Monday, March 29, 2010

Tough One And Mentally All Over

Today is a day that comes every year, as they all do. I guess that's a good thing because it means I'm still alive to enjoy them. Today, not so much joy.

It is today that marks the 21st anniversary of my mother's passing. I like to think I get better with dealing and usually I do, but some days I struggle with the memories, the shortness of time we had together. I have now lived more than half my life without my mother. It is a harsh realization that I have now out lived my mother by almost 3 years. I'm not complaining that I lived longer than 38, but it is amazing to think back and see that I have already missed out on so much life, love and joy if my life were to have taken the same path as my mother's.

I live each day knowing that I am who I am, good bad and otherwise by her example and by her young death. I live my life with the knowledge that life is short and that you can never predict when your time here on earth will end.

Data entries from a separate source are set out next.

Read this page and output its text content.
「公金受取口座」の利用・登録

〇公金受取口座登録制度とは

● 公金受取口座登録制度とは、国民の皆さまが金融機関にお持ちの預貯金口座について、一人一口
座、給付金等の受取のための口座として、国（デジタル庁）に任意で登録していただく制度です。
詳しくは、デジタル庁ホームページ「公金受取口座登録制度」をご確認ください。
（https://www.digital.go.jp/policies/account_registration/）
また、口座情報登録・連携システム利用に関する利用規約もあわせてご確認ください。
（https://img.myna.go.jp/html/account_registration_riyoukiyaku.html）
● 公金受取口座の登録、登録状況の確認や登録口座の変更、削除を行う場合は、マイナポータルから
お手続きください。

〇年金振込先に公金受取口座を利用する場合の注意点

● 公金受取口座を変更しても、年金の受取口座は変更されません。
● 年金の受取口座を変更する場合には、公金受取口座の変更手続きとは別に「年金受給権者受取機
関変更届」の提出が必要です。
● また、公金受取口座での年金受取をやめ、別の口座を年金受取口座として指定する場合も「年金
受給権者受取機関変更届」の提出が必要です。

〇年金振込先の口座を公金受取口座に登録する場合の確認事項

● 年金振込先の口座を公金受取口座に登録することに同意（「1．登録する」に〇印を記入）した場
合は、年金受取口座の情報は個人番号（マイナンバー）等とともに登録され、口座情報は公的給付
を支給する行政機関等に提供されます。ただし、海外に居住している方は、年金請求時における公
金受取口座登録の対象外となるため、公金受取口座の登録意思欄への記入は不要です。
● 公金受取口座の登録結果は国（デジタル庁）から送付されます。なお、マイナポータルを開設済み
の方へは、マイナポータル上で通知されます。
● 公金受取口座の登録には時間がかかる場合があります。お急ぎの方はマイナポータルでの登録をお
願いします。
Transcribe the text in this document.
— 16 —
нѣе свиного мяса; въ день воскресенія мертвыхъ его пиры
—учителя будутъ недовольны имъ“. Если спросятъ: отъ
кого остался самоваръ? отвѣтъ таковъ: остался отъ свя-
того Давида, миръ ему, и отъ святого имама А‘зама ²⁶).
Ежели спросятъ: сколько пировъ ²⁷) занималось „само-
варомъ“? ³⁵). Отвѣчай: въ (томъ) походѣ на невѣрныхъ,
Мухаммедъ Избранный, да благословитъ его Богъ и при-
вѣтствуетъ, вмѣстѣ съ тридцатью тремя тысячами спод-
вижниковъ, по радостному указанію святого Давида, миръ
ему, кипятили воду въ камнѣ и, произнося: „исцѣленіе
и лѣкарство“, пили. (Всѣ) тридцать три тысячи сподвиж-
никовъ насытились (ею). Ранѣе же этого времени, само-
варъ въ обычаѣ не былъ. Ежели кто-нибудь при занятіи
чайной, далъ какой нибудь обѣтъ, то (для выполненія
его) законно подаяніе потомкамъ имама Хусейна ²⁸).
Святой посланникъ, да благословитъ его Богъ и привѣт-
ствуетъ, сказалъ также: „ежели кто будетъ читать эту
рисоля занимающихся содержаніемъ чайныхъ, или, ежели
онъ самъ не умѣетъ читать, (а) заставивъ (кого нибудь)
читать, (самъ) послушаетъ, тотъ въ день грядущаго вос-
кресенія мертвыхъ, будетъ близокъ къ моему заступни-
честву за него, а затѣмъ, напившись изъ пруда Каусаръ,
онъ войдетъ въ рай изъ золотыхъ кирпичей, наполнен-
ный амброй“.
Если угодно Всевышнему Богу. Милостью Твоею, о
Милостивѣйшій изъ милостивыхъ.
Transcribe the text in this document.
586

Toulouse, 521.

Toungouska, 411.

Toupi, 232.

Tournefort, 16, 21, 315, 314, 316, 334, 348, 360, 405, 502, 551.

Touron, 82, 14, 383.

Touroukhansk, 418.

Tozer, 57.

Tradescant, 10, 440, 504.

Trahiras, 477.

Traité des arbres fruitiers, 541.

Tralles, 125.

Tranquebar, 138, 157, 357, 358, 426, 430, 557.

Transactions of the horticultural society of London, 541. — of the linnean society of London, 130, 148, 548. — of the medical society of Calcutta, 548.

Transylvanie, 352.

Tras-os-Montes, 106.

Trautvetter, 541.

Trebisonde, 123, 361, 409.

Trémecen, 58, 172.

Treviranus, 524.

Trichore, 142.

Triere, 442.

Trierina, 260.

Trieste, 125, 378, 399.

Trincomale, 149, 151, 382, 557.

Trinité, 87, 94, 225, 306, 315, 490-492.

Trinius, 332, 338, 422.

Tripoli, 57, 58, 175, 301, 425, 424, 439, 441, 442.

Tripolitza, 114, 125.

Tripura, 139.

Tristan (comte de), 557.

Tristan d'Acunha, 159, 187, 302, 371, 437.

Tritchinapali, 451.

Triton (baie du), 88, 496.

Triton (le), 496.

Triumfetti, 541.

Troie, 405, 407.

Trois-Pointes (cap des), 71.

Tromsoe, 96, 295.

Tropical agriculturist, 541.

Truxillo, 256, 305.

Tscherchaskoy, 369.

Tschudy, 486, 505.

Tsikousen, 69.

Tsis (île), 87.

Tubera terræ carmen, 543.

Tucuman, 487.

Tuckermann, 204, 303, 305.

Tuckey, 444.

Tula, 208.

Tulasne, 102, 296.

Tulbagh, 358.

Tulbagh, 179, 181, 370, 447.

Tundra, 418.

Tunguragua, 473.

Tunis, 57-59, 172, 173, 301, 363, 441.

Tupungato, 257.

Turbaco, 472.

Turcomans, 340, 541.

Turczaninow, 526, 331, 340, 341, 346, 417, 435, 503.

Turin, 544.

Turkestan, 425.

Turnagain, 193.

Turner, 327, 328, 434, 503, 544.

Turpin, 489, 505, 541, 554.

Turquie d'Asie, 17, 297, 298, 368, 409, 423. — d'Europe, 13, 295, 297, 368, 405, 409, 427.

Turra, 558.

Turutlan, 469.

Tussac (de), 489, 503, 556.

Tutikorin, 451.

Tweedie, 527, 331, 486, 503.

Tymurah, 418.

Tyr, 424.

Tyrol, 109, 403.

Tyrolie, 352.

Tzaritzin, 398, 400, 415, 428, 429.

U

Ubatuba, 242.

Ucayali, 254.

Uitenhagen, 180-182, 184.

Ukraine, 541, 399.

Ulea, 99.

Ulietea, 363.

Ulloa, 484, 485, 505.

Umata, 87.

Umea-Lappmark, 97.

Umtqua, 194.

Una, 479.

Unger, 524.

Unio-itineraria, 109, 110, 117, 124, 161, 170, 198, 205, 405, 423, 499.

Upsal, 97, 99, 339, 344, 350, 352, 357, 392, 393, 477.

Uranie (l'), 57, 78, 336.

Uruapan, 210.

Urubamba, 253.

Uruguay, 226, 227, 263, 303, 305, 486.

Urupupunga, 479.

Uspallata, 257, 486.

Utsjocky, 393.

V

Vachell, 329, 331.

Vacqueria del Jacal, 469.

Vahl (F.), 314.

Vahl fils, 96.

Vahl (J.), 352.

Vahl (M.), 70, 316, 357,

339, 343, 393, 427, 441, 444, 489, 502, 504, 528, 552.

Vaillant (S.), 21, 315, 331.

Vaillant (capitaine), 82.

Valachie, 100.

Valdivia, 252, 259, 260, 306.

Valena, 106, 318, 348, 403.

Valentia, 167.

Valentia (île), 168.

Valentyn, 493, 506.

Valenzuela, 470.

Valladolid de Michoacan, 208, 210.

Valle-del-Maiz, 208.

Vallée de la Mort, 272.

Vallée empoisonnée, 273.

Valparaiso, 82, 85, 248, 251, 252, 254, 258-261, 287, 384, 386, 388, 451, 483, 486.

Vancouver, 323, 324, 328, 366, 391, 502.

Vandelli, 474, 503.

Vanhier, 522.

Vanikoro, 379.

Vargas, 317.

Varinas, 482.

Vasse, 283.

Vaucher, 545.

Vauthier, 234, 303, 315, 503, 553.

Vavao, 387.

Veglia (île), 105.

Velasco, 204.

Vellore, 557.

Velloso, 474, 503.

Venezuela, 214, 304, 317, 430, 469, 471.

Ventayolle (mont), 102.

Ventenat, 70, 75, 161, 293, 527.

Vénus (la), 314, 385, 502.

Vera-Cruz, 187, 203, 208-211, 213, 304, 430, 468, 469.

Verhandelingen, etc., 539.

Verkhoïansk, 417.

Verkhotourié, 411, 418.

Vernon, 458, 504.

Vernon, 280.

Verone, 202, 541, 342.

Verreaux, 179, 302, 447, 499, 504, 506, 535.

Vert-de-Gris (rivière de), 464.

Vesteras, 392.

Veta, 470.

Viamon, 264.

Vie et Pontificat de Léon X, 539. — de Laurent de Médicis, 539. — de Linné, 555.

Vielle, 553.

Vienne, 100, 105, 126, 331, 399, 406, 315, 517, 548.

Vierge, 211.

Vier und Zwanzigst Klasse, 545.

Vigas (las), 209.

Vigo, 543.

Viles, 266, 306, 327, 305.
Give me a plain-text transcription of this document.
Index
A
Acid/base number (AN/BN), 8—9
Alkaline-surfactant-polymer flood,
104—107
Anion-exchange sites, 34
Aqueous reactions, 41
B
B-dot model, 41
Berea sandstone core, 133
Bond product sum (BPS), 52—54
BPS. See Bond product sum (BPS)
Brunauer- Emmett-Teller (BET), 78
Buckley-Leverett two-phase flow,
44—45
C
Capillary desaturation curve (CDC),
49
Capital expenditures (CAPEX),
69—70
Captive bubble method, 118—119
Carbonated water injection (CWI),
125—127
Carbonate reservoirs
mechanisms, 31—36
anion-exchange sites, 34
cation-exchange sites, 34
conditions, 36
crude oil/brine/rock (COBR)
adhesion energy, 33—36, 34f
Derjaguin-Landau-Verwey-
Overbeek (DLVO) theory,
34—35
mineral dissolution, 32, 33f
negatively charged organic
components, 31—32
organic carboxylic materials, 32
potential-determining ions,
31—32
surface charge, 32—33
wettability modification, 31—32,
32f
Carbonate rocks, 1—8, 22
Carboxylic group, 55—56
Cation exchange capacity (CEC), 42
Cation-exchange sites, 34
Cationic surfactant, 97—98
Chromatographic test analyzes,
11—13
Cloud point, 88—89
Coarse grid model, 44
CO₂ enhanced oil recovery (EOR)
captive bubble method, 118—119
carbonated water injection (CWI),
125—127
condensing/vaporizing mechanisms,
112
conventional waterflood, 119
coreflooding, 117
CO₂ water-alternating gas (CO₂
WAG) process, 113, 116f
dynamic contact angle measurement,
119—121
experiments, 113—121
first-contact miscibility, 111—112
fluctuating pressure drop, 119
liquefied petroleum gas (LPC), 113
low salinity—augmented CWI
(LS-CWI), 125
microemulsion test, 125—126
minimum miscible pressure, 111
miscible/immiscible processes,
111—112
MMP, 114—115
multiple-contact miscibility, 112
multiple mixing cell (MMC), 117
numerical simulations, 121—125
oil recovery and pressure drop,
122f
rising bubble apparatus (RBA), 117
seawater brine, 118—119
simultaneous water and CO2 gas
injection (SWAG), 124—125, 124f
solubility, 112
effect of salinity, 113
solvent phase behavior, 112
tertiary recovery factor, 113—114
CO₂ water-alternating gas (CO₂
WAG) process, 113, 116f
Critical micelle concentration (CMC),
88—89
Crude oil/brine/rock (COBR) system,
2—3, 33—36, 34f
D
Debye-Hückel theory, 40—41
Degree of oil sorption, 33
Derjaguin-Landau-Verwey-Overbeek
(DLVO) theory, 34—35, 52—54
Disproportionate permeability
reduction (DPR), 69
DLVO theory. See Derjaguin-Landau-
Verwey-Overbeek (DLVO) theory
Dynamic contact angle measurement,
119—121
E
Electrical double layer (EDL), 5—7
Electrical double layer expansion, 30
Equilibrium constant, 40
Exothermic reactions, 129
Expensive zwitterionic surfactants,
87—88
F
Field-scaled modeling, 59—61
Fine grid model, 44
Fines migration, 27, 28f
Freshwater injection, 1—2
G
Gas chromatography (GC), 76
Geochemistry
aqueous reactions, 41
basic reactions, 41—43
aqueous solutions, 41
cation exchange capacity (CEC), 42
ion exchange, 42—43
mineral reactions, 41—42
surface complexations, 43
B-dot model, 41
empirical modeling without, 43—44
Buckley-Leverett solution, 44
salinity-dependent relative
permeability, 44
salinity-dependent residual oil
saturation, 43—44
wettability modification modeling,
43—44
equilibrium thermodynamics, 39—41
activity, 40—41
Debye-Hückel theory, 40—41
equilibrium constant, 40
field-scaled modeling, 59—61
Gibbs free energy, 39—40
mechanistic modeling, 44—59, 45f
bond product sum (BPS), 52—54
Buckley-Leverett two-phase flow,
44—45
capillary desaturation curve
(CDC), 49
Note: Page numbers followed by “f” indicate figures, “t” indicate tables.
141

My mother's fate was sealed long before her death. Her health and illness a factor at a very young age. My mother and father, when they started dating and then took their relationship to a serious level, my father had to attend doctor's appointments and meetings to advise him of my mother's medical future. My father was informed that at one point my mother would be in a wheelchair. True to their word she was. It only got worse from there. Quadriplegic and blind compounded by many other illnesses, and her fate was sealed. It breaks my heart to think of her suffering and pain. It is with a clear conscience that I can say, when she died I felt an incredible amount of relief. No person should ever have to be trapped in that sort of hell, no matter the reason. It is not without heartache and sadness that I still miss my mother, but to love another person, as I did her, I was at peace to say my final goodbyes.

I live my life in a way that I hope would have made her proud. I say that every year I speak of her on the anniversary of her death. My relationship with my mother while she was alive was not the best and I never lose sight of the fact that our relationship was tumultuous at times. She was stubborn and pigheaded and I was a 15 year old teenager at the time of her admittance to hospital. Imagine what fun that was in combination. Not so much fun at all.

A life cut short is a sad thing, but I can say with certainty, my mother lived her life with all she had. In her memory I try to do the same.